Torset now rewritten in Rust

Torset is an application I wrote 5 years ago in C++.

It parses a tor microdescriptor file, extracting ip adresses and ports to generate an ipset or an nftables variable allowing you to filter traffic based on whether it goes to/comes from a tor node or not.

I use it to make firewall rules assuring that programs on my system that I want to proxy through tor cannot leak anything to other networks.

It also allows conditional redirection to tor to make a transparent proxy, avoiding double torifying for applications that already use tor.

Torset is a native application so you don't have to install stem (python) on small routers for limiting dependencies and improving performance.

It can be found at: GitHub - najamelan/torset: parse a tor microdescriptor consensus file and generate an ipset or nftables variable


It'll be great if you can also share your experience of the rewrite -- what worked great for you, what didn't :slight_smile:.

@gurry Actually the application is really simple.
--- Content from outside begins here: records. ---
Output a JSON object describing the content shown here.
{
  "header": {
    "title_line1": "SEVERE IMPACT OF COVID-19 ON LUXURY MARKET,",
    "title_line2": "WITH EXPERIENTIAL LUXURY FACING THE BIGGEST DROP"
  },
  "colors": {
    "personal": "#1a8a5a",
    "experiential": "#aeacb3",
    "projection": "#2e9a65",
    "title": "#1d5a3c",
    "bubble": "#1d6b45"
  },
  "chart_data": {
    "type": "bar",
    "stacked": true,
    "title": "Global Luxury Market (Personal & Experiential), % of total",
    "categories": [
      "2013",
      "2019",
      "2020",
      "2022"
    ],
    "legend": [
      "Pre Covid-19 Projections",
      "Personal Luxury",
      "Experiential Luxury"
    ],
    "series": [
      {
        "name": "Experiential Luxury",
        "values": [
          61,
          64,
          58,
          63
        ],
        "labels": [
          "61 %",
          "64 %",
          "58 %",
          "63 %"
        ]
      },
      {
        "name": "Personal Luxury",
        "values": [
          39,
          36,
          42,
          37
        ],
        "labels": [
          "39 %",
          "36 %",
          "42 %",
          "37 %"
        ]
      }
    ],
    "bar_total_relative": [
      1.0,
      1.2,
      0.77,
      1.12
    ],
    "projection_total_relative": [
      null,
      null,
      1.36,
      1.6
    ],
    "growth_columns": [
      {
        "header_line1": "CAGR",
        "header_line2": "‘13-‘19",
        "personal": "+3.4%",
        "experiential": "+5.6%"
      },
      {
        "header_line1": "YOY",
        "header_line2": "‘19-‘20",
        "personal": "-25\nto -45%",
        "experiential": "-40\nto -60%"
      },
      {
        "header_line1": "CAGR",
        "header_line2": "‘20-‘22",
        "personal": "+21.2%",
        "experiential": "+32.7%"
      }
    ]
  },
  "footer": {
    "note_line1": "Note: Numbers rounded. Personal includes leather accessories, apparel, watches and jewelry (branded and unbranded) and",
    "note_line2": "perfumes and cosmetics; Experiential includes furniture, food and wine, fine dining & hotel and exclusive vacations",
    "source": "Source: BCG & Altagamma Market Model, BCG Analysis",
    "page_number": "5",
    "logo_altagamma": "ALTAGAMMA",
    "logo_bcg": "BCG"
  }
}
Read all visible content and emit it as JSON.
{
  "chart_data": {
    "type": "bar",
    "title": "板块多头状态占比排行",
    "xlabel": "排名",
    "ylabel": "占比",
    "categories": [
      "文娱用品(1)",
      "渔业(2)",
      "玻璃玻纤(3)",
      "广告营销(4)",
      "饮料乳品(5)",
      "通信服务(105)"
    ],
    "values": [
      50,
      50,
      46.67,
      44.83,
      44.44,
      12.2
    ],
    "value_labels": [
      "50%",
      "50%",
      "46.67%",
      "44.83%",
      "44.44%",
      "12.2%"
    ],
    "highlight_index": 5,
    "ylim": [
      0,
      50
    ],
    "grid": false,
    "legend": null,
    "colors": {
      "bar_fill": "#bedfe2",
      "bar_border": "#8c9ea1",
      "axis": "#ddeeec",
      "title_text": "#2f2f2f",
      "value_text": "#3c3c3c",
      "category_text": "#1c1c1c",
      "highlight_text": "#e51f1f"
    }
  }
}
It gets a string from from the microdescriptor file. This file has a very consistent and simple format, so it's a matter of reading space delimited fields in a line.

Creating the output is a matter of some string concatenation. There is nothing difficult like multithreading or async, ... So the conversion to rust was really straight forward.

I enjoyed being able to use clap to generate the CLI interface. Given that working in Rust is rather productive, I easily expanded the featureset from the C++ version, allowing to choose for ports to be included or not, to take input from STDIN and to specify an output file.

It all went really fast. Of course the standard convenience of having built in unit testing is very pleasant. I found Rust really convenient for this kind of CLI application.

The one area where there's no batteries included is for installation. I used ronn to write my man page in markdown and I used cargo make to copy files on installation to avoid using an old school Makefile. However this does require that people install cargo-make for something that could be done easily in an Not sure what the best option is here.

I just now discover that there is something like cargo-deb for creating debian packages. And cargo-pkgbuild for Arch. And more: cargo-wix for windows installers. Some sort of centralized integrated functionality for this would be pretty cool!


Now stumbled on cargo bundle, which also seems to work on installation. Only seems to do .deb for linux though.